Speed is not the same as honesty.
// The Return
I went back to the Let Them Create build this evening (as I'm typing this) and I started again - not from scratch, but from the perspective of the fact that I wanted the website to feel like me - I started by asked different questions, ignored the logical structure it kept nudging me toward and put something on the homepage that probably isn't where most people would put it.
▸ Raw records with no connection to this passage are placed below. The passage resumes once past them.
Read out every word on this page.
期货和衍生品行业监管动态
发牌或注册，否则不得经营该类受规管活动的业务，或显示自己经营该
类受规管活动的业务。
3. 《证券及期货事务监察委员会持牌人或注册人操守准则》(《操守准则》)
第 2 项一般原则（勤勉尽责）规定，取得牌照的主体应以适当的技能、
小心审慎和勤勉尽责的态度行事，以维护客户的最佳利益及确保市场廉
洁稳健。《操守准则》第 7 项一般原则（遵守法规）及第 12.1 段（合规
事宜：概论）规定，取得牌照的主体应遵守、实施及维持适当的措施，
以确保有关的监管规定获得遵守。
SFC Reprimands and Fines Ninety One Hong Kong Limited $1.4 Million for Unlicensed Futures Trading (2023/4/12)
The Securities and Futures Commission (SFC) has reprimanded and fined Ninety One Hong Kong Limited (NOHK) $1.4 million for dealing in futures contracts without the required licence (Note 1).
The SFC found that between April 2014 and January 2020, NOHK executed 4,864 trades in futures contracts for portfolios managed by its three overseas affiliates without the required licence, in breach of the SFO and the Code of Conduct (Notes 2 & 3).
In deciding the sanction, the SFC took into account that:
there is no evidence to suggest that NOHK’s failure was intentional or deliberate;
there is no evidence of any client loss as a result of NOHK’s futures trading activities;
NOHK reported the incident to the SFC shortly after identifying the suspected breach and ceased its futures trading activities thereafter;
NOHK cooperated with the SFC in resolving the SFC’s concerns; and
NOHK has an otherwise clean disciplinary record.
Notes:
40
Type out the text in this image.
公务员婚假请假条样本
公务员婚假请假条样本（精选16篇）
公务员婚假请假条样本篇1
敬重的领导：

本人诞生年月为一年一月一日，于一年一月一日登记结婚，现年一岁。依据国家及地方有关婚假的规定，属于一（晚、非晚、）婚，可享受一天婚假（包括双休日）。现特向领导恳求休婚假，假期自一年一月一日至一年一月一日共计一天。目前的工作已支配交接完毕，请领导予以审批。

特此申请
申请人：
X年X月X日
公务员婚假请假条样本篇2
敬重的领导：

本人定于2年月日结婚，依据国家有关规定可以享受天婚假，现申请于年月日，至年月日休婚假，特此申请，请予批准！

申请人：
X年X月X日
It's starting to feel better - the output it slower and it's a little more uncomfortable to work with because I'm having to get it to do things in an unconventional way but it has to look right and convey the message I want - if it takes twice as long as it should (using AI, obviously) then, if I'm honest, is probably a sign I'm on the right track - it's still probably faster than me coding the thing myself or using drag and drop.
Efficiency is easy.
Anyone can be efficient now - that's almost the whole point - the harder thing to do - the thing that still takes something special, is being yourself at speed. You need to not let the ease of the tool become the ceiling of the work - don't pen yourself in because there is a templated version of perfection waiting for you - that's not your output, that's someone else's (who isn't even real)
Because if everyone has access to the same tools, and everyone leans on those tools the same way - what exactly is left that's yours?
That question is the only one worth working on.